The defenders of Libertarian ideology claim that success is only ever achieved through self-sacrifice and circuitously argue that if you’re poor, it must be because you didn’t try hard enough.  This is the new religion of meritocracy, to which the middle class subscribe.  It’s the lie we perpetuate while ignoring how the rich appoint themselves the executives, treasurers, magistrates, ministers, barristers, and lawmakers who set all the rules of society to their own advantage.  At the mercy of exogenous forces, the plans of the impoverished easily derail.  The rich don’t leave anything to chance.
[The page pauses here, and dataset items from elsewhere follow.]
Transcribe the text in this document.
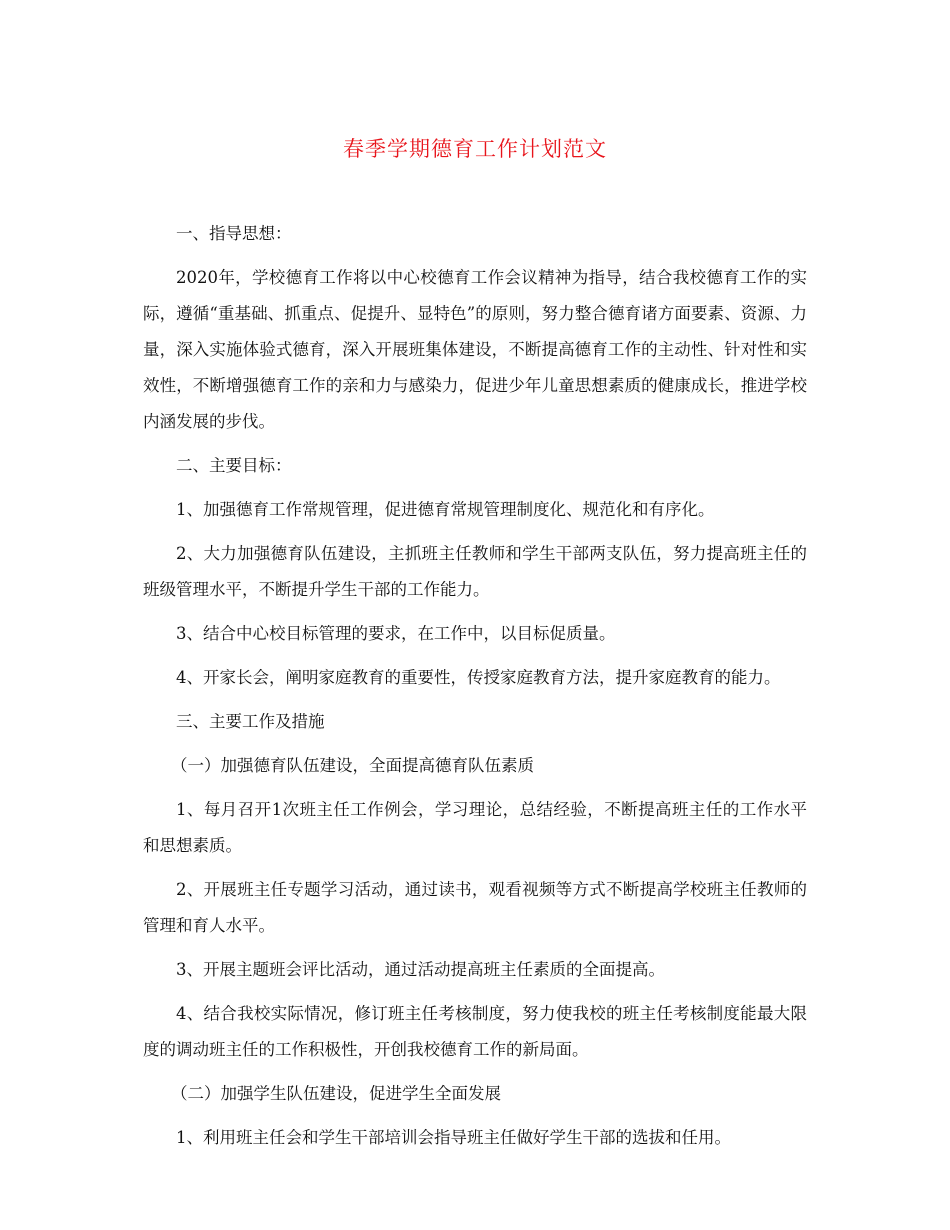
春季学期德育工作计划范文

一、指导思想：

2020年，学校德育工作将以中心校德育工作会议精神为指导，结合我校德育工作的实际，遵循“重基础、抓重点、促提升、显特色”的原则，努力整合德育诸方面要素、资源、力量，深入实施体验式德育，深入开展班集体建设，不断提高德育工作的主动性、针对性和实效性，不断增强德育工作的亲和力与感染力，促进少年儿童思想素质的健康成长，推进学校内涵发展的步伐。

二、主要目标：

1、加强德育工作常规管理，促进德育常规管理制度化、规范化和有序化。

2、大力加强德育队伍建设，主抓班主任教师和学生干部两支队伍，努力提高班主任的班级管理水平，不断提升学生干部的工作能力。

3、结合中心校目标管理的要求，在工作中，以目标促质量。

4、开家长会，阐明家庭教育的重要性，传授家庭教育方法，提升家庭教育的能力。

三、主要工作及措施

（一）加强德育队伍建设，全面提高德育队伍素质

1、每月召开1次班主任工作例会，学习理论，总结经验，不断提高班主任的工作水平和思想素质。

2、开展班主任专题学习活动，通过读书，观看视频等方式不断提高学校班主任教师的管理和育人水平。

3、开展主题班会评比活动，通过活动提高班主任素质的全面提高。

4、结合我校实际情况，修订班主任考核制度，努力使我校的班主任考核制度能最大限度的调动班主任的工作积极性，开创我校德育工作的新局面。

（二）加强学生队伍建设，促进学生全面发展

1、利用班主任会和学生干部培训会指导班主任做好学生干部的选拔和任用。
  1. An inside joke: it’s the name of Kang-ho Song’s character in SNOWPIERCER.
  2. Throughout the film, characters use Western names when presenting themselves in a business context.  A normal practice throughout the continent, due in large part to Western military occupation from the British in India to Americans in Korea and Japan, those unfamiliar with Asian culture may interpret these aliases to be part of the Kims’ grift.  Ki-woo is Kevin. Ki-jung is Jessica.  But Dong-ik is known to the business world as Nathan.  And perhaps that’s the point: we Asians—Indians included—are so used to lying to ourselves and each other about who we are, so we can get onward and upward in a white man’s world.